Tatsächlich bemüht sich Ankara seit dem Höhepunkt der Krise im Sommer um Entspannung. Der deutsche Botschafter Martin Erdmann – am Montag als Beobachter beim Prozess in Istanbul – bekommt wieder leichter Termine, nachdem die Türen in Ankara für ihn zeitweise verschlossen waren. Ende Oktober wurde der deutsche Menschen- rechtler Peter Steudtner aus der U-Haft entlassen. Vize-Ministerpräsident Mehmet Simsek, der vor allem für Wirtschaft zuständig ist, sagte Anfang des Monats nach einem Bericht der regierungsnahen Zeitung Daily Sabah, das Schlimmste sei vorüber. „Die Beziehungen verbessern sich, nachdem sie die Talsohle erreicht hatten.“
Ähnliche Töne kommen aus der Regierungspartei AKP von Staatschef Recep Tayyip Erdogan. „Unsere Beziehungen zu Deutschland haben angefangen, sich zu normalisieren“, sagte AKP-Sprecher Mahir Ünal kürzlich bei einem der seltenen Treffen mit Auslandskorrespondenten. „Wir wollen keine Probleme mit Deutschland.“Erdogan hat seit Wochen keine neuen Vorwürfe an die Adresse Berlins mehr gerichtet.

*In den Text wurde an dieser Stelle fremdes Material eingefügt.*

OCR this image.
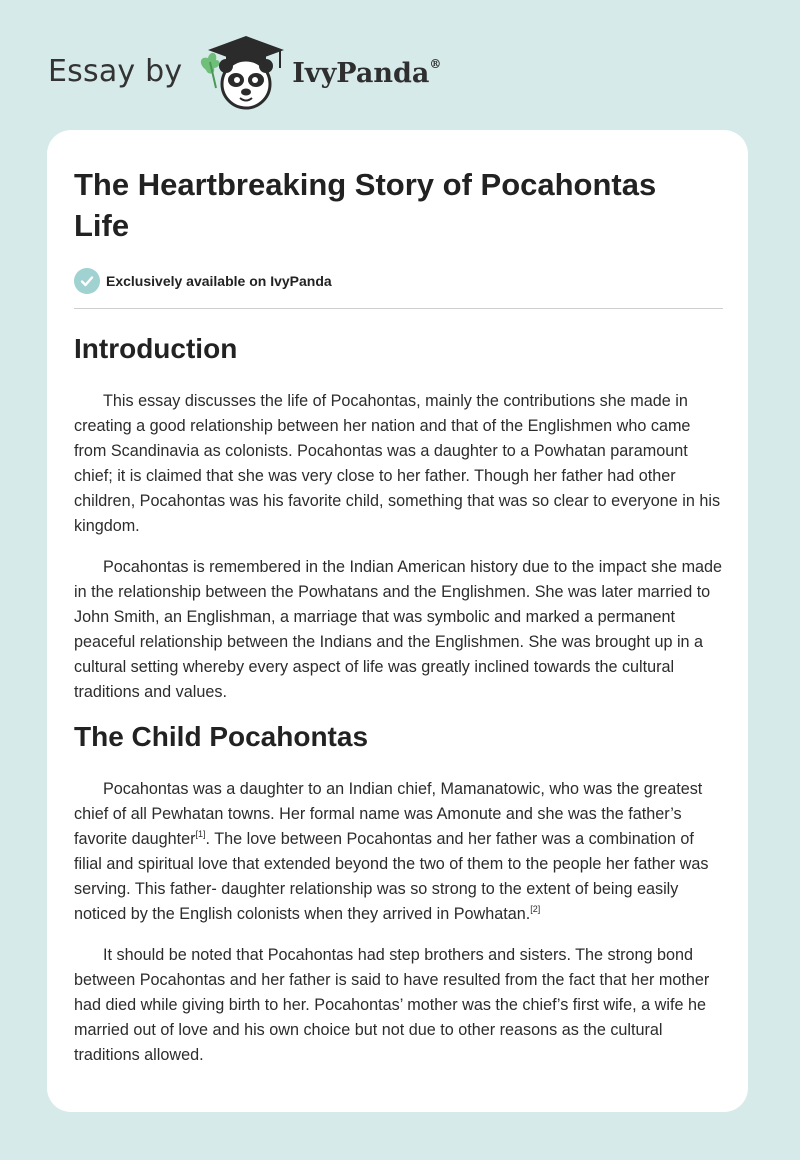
Essay by	IvyPanda®
The Heartbreaking Story of Pocahontas Life
Exclusively available on IvyPanda
Introduction

This essay discusses the life of Pocahontas, mainly the contributions she made in creating a good relationship between her nation and that of the Englishmen who came from Scandinavia as colonists. Pocahontas was a daughter to a Powhatan paramount chief; it is claimed that she was very close to her father. Though her father had other children, Pocahontas was his favorite child, something that was so clear to everyone in his kingdom.

Pocahontas is remembered in the Indian American history due to the impact she made in the relationship between the Powhatans and the Englishmen. She was later married to John Smith, an Englishman, a marriage that was symbolic and marked a permanent peaceful relationship between the Indians and the Englishmen. She was brought up in a cultural setting whereby every aspect of life was greatly inclined towards the cultural traditions and values.

The Child Pocahontas

Pocahontas was a daughter to an Indian chief, Mamanatowic, who was the greatest chief of all Pewhatan towns. Her formal name was Amonute and she was the father’s favorite daughter[1]. The love between Pocahontas and her father was a combination of filial and spiritual love that extended beyond the two of them to the people her father was serving. This father- daughter relationship was so strong to the extent of being easily noticed by the English colonists when they arrived in Powhatan.[2]

It should be noted that Pocahontas had step brothers and sisters. The strong bond between Pocahontas and her father is said to have resulted from the fact that her mother had died while giving birth to her. Pocahontas’ mother was the chief’s first wife, a wife he married out of love and his own choice but not due to other reasons as the cultural traditions allowed.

Berechenbarkeit ist keine Stärke der türkischen Außenpolitik, daher lässt sich über die Hintergründe der Charmeoffensive nur spekulieren. Ein Auslöser dürfte sein, dass sich Probleme mit anderen Staaten mehren – derzeit vor allem mit den USA und mit Israel. Auch hat die türkische Seite erkannt, dass die wirtschaftliche Zusammenarbeit mit dem wichtigsten Handelspartner Deutschland nicht abgekoppelt von der politischen Kooperation funktioniert. Knirscht es zwischen Berlin und Ankara, bleiben neue Investoren aus Deutschland fern.
Für Familie Tolu spielte die Weltpolitik am Montag eine Nebenrolle. Nach dem auf die Gefängnisentlassung zunächst folgenden „Versteckspiel“der Polizei, holten ihre Angehörigen gemeinsam mit Botschafter Erdmann die 33-Jährige von der Polizeistation im Istanbuler Stadtteil Fatih Bakirköy ab. Die junge Frau ist von siebeneinhalb Monaten hinter Gittern gezeichnet.